Hensley decided to try to dispatch the bear with a shot to the head from a range of about 30 feet, Willis said. The bullet hit the bear high in the neck. Instead of going down, the bear shot out of the brush and was on Hensley in an instant.

As the bear charged, Hensley raised his left arm to protect his face. He put his right hand in the bear's mouth to try to gag it, having read somewhere that's one way to fend off an attack.

Hensley's friends shot at the bear but one apparently missed, and the other had his muzzleloader misfire.

With no time to reload, they ran up and started hitting the bear with their guns.

"They broke their gun stocks over its head," Willis said.

When the bear turned its attention to the men, they ran. When it gave chase, Hensley was able to roll down the hill and over a small drop. He lay still as the slowing bear returned. When the bear was a safe distance away, Hensley got up and made his way down the mountain.

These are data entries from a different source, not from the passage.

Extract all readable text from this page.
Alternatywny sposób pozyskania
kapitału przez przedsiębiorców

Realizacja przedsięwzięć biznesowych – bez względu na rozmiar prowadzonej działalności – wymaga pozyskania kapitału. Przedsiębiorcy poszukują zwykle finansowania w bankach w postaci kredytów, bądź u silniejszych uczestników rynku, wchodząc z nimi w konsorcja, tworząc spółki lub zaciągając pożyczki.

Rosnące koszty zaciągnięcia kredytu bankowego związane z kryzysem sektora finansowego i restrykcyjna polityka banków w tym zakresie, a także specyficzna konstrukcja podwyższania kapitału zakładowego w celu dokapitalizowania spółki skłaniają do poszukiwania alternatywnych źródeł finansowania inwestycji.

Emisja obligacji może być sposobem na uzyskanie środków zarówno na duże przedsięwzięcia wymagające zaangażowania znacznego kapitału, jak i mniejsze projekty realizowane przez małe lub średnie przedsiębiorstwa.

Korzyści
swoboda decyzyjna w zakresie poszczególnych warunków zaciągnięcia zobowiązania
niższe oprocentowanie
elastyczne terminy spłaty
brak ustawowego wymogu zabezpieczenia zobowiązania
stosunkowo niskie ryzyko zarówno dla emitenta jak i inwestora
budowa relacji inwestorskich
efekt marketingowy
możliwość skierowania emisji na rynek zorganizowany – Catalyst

He was soon being airlifted to the UVa Medical Center in Charlottesville.

During his hospital stay Hensley underwent numerous surgical procedures, and he has already had one skin graft. A ruptured femoral artery after one procedure provided an especially scary moment, the women said.

For the most part, his recovery has been astounding.

"He's a tough old bird," his daughter said.

Hensley even chuckled along with his friends at first when they made bear hunting jokes in an effort to make him feel better.

"After about a day of that," his wife said, "he looked at me and said, 'I can't do any more bear jokes.' "

You can't blame him.

It's hard to find anything funny about what he's been through.